**Lecutre 3 - Backpropogation, Neural Network**

- non-linearities (activation functions)
    - logistic/sigmoid
    - tanh
    - hard tan h
    - ReLu (rectified linear unit): ReLU(z) = max(z,0)
        - a lot is dead but some things are alive
        - trains quickly and performs will due to good gradient backflow
    - leaky ReLu / parametric ReLu
        - z<0 is not 0 but slightly sloped < 0

- why non-linearities are needed?
    - neural networks do function approximation (regression/classification)
    - without non-linearities, deep NN can't do anything more than a linear transform
    - extra layers could collapse to single linear transform: W_1 * W_2 * x = Wx
    - but with more layers that include non-linearities, they can approximate any complex function

**Back propogation**

- how to we calculate the slope of the loss function

    - 1. by hand (matrix calculus)
        - fully vectorized gradients
        - gradient = vector of partial derivatices with respect to each input
        - given a function with m outputs and n inputs
            - its Jacobian is an m x n matrix of partial derivatives
        - for composition of one-variable functions: multiply derivatives (dz/dx = dz/dy * dy/dx)
            - for multiple variables functions: multiple Jacobians
                - h = f(z)
                - z = Wx + b
                - dh/dx = dh/dz * dz/dx
        - apply the chain rule
            - s = u^transpose * h
            - h = f(z)
            - z = Wx + b
            - x (input)
            - ds/db = ds/dh * dh/dz * dz/db
            - ds/dW = ds/dh * dh/dz * dz/dW
            - note: the first 2 elements are the same...let's avoid duplicated computation and set those = _delta_
                - _delta_ is the upstream gradient ("error signal")
        - what's the output shape of ds/dW?
            - 1 output, nm inputs = 1 by nm Jacobian
            - computationally expensive
            - leave pure math and use the **shape convention:** the shape of the gradient is the shape of the parameters!
                - so n x m matrix
        - derivative with respect to matrix
            - ds/dW = _delta_ * dx/dW
            - ds/dW = _delta_^transpose * x^transpose
                - _delta_ = upstream gradient/error signal at z
                - x is local input signal
            - why the transpose?
                - each input goes to each output - you want to get outer product
                - let's consider the derivative of a single weight Wij
                - Wij only contributes to z_i (i.e.
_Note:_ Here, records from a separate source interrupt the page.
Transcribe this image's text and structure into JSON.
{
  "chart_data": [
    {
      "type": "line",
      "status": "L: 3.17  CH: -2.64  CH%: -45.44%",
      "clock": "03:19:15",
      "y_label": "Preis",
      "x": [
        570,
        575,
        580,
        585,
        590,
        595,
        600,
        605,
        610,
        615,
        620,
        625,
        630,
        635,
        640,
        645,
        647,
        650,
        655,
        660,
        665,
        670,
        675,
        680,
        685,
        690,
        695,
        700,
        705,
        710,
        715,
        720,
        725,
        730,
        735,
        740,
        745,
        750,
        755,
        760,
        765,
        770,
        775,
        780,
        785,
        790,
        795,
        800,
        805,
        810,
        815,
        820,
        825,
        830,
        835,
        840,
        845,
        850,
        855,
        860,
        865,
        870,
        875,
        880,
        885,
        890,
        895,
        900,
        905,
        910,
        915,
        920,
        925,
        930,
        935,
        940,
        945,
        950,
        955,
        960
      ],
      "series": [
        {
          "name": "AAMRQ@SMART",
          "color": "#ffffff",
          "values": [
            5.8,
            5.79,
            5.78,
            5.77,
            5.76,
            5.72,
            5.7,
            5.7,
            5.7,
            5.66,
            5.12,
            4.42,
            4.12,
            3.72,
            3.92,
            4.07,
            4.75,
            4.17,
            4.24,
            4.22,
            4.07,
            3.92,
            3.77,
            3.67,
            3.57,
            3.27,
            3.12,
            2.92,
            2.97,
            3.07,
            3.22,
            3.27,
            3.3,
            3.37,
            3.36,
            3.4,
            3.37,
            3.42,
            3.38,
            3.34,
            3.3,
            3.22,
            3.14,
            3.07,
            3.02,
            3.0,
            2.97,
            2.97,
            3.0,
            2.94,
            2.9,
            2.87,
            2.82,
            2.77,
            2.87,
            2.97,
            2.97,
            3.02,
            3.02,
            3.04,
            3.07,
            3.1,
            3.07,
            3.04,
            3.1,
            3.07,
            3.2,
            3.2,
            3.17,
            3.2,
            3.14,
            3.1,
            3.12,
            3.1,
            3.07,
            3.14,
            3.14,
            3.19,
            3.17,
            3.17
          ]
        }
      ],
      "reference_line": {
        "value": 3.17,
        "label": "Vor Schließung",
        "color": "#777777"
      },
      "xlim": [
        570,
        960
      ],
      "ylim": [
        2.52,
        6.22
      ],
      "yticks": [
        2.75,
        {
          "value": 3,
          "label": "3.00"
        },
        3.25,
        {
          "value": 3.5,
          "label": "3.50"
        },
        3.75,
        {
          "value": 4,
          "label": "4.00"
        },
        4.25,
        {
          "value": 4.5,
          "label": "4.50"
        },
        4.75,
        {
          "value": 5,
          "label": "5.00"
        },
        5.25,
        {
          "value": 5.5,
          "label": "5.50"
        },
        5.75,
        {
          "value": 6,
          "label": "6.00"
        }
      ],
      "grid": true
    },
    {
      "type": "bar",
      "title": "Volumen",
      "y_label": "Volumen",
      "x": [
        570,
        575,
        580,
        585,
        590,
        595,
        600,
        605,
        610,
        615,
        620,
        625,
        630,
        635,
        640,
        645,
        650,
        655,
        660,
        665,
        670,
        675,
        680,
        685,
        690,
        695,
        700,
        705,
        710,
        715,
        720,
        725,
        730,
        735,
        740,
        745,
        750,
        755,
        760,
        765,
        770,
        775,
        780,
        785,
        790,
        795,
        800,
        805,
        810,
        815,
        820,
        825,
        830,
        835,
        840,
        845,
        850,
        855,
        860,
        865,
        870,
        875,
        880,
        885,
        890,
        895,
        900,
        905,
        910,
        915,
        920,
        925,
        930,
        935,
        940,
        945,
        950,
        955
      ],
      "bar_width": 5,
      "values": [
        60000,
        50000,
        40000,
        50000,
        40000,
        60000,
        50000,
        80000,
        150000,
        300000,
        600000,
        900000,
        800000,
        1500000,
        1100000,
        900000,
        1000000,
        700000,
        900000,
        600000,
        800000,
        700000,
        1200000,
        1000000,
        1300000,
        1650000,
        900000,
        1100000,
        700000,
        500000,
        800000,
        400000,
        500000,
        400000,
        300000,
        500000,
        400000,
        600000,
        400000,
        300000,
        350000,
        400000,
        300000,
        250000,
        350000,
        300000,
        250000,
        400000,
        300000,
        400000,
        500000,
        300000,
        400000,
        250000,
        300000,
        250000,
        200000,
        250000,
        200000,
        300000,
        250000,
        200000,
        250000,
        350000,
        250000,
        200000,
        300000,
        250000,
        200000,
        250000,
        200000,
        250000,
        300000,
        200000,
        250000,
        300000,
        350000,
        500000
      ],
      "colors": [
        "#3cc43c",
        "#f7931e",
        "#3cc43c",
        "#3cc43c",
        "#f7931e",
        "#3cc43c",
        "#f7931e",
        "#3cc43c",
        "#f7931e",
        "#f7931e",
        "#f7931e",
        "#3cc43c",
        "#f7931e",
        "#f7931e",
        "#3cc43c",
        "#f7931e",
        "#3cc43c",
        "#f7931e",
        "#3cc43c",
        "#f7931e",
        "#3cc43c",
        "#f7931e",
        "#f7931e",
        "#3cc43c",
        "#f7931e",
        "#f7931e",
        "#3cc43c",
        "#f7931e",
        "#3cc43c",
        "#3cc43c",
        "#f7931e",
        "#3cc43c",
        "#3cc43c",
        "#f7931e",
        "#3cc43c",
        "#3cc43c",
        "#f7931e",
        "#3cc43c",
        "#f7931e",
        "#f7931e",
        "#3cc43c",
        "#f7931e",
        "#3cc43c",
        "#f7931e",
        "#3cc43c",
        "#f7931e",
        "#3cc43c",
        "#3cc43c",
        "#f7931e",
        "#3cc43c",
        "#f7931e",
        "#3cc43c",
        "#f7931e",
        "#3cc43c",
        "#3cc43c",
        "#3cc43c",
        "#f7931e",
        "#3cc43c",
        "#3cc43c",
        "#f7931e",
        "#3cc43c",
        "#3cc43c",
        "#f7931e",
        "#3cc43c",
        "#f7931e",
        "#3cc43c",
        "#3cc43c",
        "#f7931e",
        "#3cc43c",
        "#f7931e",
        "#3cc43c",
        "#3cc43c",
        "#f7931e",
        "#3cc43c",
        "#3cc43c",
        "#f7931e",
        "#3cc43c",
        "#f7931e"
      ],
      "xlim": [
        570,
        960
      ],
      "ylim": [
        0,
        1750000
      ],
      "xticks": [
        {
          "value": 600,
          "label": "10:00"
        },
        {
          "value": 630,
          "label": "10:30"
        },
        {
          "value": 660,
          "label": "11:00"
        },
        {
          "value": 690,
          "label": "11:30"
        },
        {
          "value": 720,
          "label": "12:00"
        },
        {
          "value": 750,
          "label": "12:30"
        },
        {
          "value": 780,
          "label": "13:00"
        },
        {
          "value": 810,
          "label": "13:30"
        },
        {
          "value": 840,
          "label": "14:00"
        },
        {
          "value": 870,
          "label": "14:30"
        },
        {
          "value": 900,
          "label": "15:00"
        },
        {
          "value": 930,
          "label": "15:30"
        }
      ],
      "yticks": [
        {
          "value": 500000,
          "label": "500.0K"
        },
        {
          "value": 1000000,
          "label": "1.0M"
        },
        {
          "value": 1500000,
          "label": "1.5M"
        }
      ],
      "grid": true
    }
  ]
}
W_23 is only used to compute z2 not z1)
        - what shape should derivatives be?
            - disagreement between Jacobian form (which makes chain rule easy) and the shape convention (which makes implementing SGD easy) (Jacobian results in row vector but shape convention says gradient should be a column vector bc b is a column vector)
            - expect hw answers to follow shape convention
            - but Jacobian form is useful for computing the answers
            - 2 options:
                - 1. use Jacobian as much as possible and reshape to follow shape convention at the end
                - 2. always follow the shape convention
                    - look at dimensions to figure out when to transpose and/or reorder terms
                    - error message _delta_ that arrives at a hidden layer has the same dim as that hidden layer

    - 2. **back propogation** algorithm
        -  one more concept: we re-use derivatives computed for higher layers in computing derivatives for lower layers to minimize computation
        - forward propogation
            - x --> W
            - then Wx --> b 
            - then z = Wx + b --> f
            - then h = f(z) --> u
            - then s --> output
        - backward propogation
            - go backwards along edges, pass along gradients
            - ds/ds --> ds/dh --> ds/dz --> ds/db
            - single node:
                - node receives an upstream gradient (node f receives ds/dh coming from h)
                - goal is to pass on the correct downstream gradient (node f passes ds/dz to z)
                    - ds/dz = ds/dh * dh/dz (chain rule)
            - node intuitions (forward propogation):
                - + distributes upstream gradient
                - max() routes upstream gradient
                - * switches the forward coefficients in the downstream gradient
            - efficiently compute
                - compute all gradients at once
        - **automatic differentiation**
            - inferred from the symbolic expression of the fprop
            - each node type needs to know how to compute its output and how to compute the gradient wrt its inputs given the gradient wrt its output
            - modern DL frameworks (Tensorflow, PyTorch) do backpropogation for you but mainly leave layer/node writer to hand-calculate the local derivatice


    

In [None]:
# backprop implementation

class ComputationalGraph(object):
    
    def forward(inputs):
        for gate in self.graph.nodes_topologically_sorted()
            gate.forward()
        retrun loss
    
    def backward():
        for gate in reversed(self.graph.nodes_topologically_sorted()):
            gate.backward()
        return inputs_gradients
    
# forward/backward API

class MultiplyGate(object):

    def forward(x,y):
        z = x*y
        self.x = x
        self.y = y
        return z
    
    def backward(dz):
        dx = self.y * dz # [dz/dx * dL/dz]
        dy = self.x * dz # [dz/dy * dL/dz]
        return [dx, dy]

**Summary**

- backpropagation = recursively apply the chain rule along computation graph
    - downstream gradient = upstream gradient x local gradient
- forward pass = compute results of operations and save intermediate values
- backward pass = apply chain rule to compute gradients